Ayrıca Cihangîriyye tarikatında Hasan Burhâneddin Efendi tarafından tertip edilen ve “Cihangir usulü tevhid” diye bilinen zikir usulü uygulanmaktadır. Diz üzerinde oturarak icra edilen bu zikri Hasan Burhâneddin ilk olarak, hareket etmek üzere olan bir gemideki tayfaların zinciri çekerken çıkardıkları âhenkli sesleri işitip vecde gelerek uygulamış, daha sonra bu tarz zikir devam ettirilmiştir.
“Kebâb oldum yâr 'aşkına kavruldum
Harman oldum yâr uğruna savruldum
Ben ki bu cihânda senden ayrıldım
Daha cân gezdirmem cân neme gerek”
Hasan Burhâneddin Efendinin tarikat silsilesi ise şöyledir; Şeyh Yâkub Fânî, Şerbetçi Mehmed Efendi vasıtasıyla Halvetiyye-Ramazâniyye’nin kurucusu Ramazan Mahfî’ye ulaşır. Silsile Ramazan Efendi’den sonra Muhyiddin Karahisârî, Şeyh Kasım Efendi, Şeyh İzzeddin Karamânî şeklinde devam ederek Halvetiyye’nin ana kollarından Yiğitbaşı Ahmed Şemseddin’e (ö. 910/1504) nisbet edilen Ahmediyye ile birleşir.

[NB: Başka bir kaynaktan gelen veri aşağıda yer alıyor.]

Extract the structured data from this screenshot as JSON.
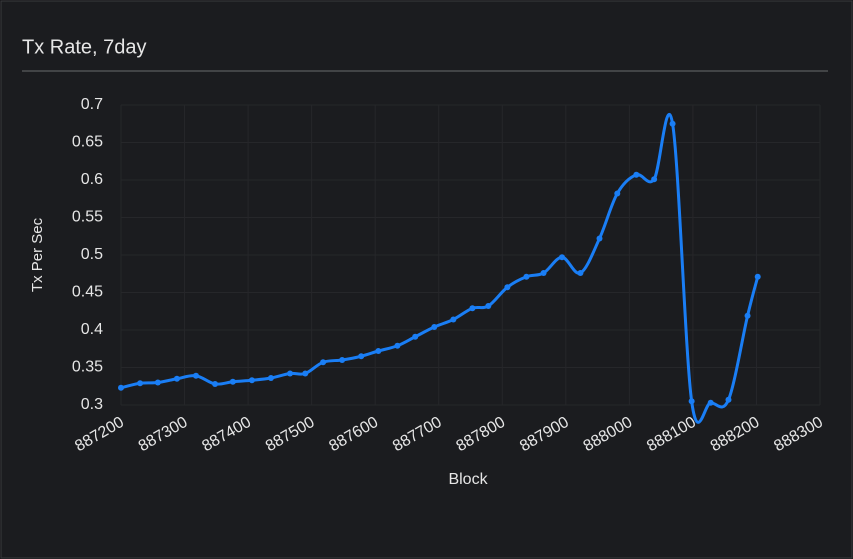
{
  "chart_data": {
    "type": "line",
    "title": "Tx Rate, 7day",
    "xlabel": "Block",
    "ylabel": "Tx Per Sec",
    "series": [
      {
        "name": "Tx Rate",
        "color": "#1a7ef5",
        "x": [
          887200,
          887230,
          887258,
          887288,
          887318,
          887348,
          887376,
          887406,
          887436,
          887466,
          887490,
          887518,
          887548,
          887578,
          887605,
          887635,
          887663,
          887693,
          887723,
          887753,
          887778,
          887808,
          887838,
          887865,
          887894,
          887923,
          887953,
          887981,
          888011,
          888039,
          888068,
          888098,
          888128,
          888156,
          888186,
          888202
        ],
        "values": [
          0.323,
          0.329,
          0.33,
          0.335,
          0.339,
          0.328,
          0.331,
          0.333,
          0.336,
          0.342,
          0.342,
          0.357,
          0.36,
          0.365,
          0.372,
          0.379,
          0.391,
          0.404,
          0.414,
          0.429,
          0.432,
          0.457,
          0.471,
          0.476,
          0.497,
          0.476,
          0.522,
          0.582,
          0.607,
          0.601,
          0.675,
          0.305,
          0.303,
          0.307,
          0.419,
          0.471
        ]
      }
    ],
    "xlim": [
      887200,
      888300
    ],
    "xticks": [
      887200,
      887300,
      887400,
      887500,
      887600,
      887700,
      887800,
      887900,
      888000,
      888100,
      888200,
      888300
    ],
    "ylim": [
      0.3,
      0.7
    ],
    "yticks": [
      0.3,
      0.35,
      0.4,
      0.45,
      0.5,
      0.55,
      0.6,
      0.65,
      0.7
    ],
    "grid": true
  }
}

“Beni teşne-i câm ile kandırdın
Ne belli yâr oldun ne inandırdın
Sen ki beni aşk oduna yandırdın
Sen de bencileyin yan neme gerek”
Halvetiyye’nin seyrüsülûk âdâbına ve atvâr-ı seb‘aya dair iki risâlesi ve bazı ilâhileri olduğu bildirilen Hasan Burhâneddin Efendi Rebîülâhir 1074’te -Kasım 1663- vefat etmiş ve Cihangir Camii’nin hazîresine defnedilmiştir. Rabbim mekânını cennet etsin…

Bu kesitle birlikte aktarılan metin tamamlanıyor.